Upon reaching the backstage area, there appeared to be more excitement than usual. We learned that Jack Black was present and was going to have some photographs taken with the members of Yes. What was significant about this meeting was that Black had been a proponent of prog, beyond what was scripted in School of Rock, even though it probably echoed his own sentiments.
It was a no-brainer to ask if Keith Emerson would be in the photos, and pictures were taken with everyone together and in various combinations. It’s especially gratifying to see Rick Wakeman and Keith together in these photos, considering they had an ongoing friendship and admiration for each other’s talents. They would speak on many occasions of working together, which, sadly never came to pass.
Learning of Keith’s death left me numb and shaken. Too often when a musical great dies the thing to say is that the music will live on. I thought of that when I learned the news but, while it’s true in this case, it seemed to ring hollow, and does little to help deal with the loss — especially given the way Keith exited this world.
Having said that, there is no denying his legacy. With ELP, Keith Emerson embraced numerous musical styles and genres, many times putting a different spin on others’ compositions (including Copeland’s “Hoedown,” Mussorgsky’s “Pictures at an Exhibition”). This distinguished them from their contemporaries who may have adapted others’ songs early in their careers but ultimately abandoned them. Those classics informed ELP’s own originals, taking their fans on exciting musical journeys that may have shared similarities with their prog brethren but demonstrated how they proudly stood apart.
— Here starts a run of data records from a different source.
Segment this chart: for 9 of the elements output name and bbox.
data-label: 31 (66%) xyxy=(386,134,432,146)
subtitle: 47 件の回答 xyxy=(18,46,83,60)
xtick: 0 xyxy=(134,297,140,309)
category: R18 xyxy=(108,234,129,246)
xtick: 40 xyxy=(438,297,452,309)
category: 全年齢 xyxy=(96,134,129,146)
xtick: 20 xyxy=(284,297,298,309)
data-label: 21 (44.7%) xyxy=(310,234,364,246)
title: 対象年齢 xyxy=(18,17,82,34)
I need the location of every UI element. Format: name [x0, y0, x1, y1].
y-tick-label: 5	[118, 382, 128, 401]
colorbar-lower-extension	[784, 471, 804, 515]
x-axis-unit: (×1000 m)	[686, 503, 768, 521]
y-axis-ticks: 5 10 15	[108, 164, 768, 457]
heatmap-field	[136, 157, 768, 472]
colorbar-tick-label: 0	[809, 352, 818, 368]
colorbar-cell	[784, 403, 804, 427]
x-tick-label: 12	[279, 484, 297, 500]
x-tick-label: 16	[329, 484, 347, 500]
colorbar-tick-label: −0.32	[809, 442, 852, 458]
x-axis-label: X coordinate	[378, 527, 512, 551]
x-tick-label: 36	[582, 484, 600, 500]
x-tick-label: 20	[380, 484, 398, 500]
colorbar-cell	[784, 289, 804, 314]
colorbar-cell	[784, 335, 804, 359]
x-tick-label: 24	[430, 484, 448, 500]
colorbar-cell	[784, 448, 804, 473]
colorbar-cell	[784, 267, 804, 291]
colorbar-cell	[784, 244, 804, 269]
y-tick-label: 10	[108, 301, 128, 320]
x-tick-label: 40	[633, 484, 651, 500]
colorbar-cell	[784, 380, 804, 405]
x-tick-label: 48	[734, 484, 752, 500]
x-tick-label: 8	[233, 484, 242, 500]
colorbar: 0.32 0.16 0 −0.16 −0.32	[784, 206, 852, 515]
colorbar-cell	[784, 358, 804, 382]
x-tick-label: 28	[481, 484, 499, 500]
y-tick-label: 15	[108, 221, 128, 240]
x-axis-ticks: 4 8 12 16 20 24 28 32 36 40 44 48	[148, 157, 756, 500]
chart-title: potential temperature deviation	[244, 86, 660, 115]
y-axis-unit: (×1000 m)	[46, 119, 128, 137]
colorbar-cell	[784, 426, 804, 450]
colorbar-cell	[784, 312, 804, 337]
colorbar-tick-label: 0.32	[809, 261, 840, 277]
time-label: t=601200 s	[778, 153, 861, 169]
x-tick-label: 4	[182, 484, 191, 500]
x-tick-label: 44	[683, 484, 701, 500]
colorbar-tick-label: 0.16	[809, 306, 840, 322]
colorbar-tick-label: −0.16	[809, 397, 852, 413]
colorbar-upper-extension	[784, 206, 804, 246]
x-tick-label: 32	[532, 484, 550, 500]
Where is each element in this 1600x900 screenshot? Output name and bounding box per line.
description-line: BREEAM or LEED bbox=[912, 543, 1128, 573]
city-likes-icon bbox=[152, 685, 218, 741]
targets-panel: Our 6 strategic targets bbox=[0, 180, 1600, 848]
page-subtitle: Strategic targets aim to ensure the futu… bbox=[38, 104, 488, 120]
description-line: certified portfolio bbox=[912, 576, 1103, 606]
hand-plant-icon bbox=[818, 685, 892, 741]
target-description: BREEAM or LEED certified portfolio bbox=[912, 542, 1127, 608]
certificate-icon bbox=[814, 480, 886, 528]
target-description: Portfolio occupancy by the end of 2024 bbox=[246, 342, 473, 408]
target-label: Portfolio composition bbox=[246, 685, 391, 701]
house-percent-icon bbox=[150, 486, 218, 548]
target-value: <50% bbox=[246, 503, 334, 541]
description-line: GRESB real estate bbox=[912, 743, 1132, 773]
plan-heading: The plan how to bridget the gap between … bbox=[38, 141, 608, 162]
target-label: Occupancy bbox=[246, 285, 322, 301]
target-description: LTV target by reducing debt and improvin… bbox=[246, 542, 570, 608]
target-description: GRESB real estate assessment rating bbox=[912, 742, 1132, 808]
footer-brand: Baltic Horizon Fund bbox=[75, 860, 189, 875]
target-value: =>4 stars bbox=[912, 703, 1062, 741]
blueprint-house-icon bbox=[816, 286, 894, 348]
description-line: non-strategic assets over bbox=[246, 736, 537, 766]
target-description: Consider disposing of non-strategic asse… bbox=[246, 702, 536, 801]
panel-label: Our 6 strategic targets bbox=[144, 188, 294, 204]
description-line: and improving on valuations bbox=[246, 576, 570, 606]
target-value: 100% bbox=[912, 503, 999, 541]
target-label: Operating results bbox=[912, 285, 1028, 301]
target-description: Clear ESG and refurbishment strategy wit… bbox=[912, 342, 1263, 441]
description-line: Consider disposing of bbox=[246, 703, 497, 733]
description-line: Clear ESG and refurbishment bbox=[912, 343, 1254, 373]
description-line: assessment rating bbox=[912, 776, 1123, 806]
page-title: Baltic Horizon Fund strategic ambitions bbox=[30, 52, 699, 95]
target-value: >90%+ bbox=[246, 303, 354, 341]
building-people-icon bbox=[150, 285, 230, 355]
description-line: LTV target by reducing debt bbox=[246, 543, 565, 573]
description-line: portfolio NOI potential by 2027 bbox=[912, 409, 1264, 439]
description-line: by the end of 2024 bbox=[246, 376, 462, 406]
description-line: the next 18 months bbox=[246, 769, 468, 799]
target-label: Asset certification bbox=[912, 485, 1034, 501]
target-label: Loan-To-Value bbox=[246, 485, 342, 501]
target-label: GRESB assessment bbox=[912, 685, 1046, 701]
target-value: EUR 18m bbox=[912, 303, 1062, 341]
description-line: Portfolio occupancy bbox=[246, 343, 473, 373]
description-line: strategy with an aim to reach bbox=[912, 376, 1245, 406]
The news of Keith Emerson’s demise brought back how I learned about Emerson Lake and Palmer. I reconnected with John Shannon a few years ago. Although in high school we were more acquaintances than pals, we found that bit had flipped; we communicate regularly and I cherish his friendship today.
Would I have learned about ELP without John’s recommendation? Maybe. But that doesn’t change the fact that John’s casual comment that I check out this group put me on the path for a lasting passion for the wonderful music of a great band — and for Keith Emerson, one of the most talented musicians to ever walk this earth.